Djavan: Letztendlich hat sich die Einstellung der Ärzte geändert und die Strategie, wie wir den Problemen, die durch Früherkennung entstehen, begegnen, Stichwort Übertherapie. Es wird nicht mehr radikal operiert, denn hier war die Angst der Männer sehr verständlich. Das kranke Organ automatisch zu entfernen ist aber nicht mehr state of the art. Die active surveillance hat sich etabliert, also die aktive Beobachtung. Wir haben gelernt, dass man Tumore durchaus beobachten kann, ohne gleich operieren zu müssen und dass es Tumore gibt, mit denen man gut alt werden kann.
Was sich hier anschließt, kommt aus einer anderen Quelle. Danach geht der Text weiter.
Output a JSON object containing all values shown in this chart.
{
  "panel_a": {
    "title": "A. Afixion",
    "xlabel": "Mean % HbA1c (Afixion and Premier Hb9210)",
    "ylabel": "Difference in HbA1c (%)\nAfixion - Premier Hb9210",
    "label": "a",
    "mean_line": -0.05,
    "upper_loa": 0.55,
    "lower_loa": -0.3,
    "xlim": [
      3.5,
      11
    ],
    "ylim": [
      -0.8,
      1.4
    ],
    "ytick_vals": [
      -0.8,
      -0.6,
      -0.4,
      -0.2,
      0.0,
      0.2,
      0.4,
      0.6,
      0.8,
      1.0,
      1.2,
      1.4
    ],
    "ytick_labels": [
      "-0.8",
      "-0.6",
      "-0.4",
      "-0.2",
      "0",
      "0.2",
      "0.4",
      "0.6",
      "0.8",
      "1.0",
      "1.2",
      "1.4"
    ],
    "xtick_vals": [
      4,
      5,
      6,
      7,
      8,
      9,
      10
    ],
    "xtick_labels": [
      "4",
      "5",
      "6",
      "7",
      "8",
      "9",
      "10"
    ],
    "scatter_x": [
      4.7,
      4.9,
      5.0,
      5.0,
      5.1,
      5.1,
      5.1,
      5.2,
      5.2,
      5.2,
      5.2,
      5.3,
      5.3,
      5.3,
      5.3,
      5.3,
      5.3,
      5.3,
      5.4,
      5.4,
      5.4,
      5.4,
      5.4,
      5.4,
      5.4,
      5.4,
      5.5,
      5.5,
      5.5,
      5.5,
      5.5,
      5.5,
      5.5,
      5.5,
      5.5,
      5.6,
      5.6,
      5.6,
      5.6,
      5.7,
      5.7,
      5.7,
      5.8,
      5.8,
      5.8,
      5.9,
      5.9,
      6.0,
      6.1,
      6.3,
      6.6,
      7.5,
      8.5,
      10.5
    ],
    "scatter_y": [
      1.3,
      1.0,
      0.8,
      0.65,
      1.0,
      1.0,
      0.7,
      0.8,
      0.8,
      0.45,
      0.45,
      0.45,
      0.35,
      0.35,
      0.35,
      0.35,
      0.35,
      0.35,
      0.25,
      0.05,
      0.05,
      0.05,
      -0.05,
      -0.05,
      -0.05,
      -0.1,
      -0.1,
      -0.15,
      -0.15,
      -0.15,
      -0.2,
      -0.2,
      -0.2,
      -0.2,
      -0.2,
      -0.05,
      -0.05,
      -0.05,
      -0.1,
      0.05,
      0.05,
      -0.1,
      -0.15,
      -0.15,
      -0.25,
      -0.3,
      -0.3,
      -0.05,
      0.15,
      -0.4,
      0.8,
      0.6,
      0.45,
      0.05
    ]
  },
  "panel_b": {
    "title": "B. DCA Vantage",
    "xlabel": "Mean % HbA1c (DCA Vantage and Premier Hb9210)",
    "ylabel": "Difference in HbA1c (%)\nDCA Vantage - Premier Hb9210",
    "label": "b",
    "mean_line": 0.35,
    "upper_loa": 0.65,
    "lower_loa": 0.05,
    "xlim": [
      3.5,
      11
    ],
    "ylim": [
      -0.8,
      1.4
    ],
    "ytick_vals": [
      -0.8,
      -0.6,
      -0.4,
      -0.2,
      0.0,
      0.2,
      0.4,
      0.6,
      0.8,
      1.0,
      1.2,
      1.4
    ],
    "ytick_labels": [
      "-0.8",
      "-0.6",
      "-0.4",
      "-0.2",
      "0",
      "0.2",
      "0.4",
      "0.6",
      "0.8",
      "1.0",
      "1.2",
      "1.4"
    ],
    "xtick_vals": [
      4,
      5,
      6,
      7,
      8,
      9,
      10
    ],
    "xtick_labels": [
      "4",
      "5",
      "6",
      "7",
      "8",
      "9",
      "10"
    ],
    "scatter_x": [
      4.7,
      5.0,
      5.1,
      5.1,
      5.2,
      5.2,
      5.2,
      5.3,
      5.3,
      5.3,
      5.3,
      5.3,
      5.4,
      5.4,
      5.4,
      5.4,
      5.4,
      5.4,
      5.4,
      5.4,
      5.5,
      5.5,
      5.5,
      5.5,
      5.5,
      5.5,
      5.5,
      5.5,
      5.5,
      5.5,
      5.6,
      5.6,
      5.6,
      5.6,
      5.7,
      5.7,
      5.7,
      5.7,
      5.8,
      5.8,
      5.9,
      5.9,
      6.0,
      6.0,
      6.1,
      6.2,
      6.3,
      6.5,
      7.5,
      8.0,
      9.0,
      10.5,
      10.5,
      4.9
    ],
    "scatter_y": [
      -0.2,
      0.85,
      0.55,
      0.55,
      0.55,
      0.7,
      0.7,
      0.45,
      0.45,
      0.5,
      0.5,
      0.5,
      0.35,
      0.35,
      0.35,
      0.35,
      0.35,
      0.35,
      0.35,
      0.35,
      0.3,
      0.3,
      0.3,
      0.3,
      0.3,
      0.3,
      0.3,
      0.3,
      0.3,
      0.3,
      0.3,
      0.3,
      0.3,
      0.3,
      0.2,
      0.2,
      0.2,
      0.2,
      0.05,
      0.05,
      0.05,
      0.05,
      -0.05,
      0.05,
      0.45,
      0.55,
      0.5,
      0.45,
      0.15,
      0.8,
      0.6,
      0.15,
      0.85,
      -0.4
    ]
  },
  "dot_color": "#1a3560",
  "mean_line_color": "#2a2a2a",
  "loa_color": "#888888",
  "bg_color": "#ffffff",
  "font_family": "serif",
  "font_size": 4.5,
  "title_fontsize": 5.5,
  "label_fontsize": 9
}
Außerdem sind die OP-Methoden verändert worden und Chemotherapien sind weniger aggressiv als früher. Auch die Immuntherapie ist ein großer Schritt vorwärts gewesen. Der Kernpunkt ist aber die personalisierte Medizin, die Verfeinerung der Tumormarker und eine gute bildgebende Diagnostik. Das ist die Zukunft. Wenn man das mit der Kulinarik vergleichen will, dann geht es darum, nicht mehr vorab Salz auf das ganze Essen zu streuen, sondern bei jedem Gast zu schauen, mit ihm gemeinsam, ob er noch etwas Salz braucht und möchte. Und sobald die Patienten diesen Zugang merken, sind sie auch deutlich entspannter, was schlussendlich dem Behandlungserfolg zu Gute kommt.
Medinlive: Ich bedanke mich sehr herzlich für das Gespräch!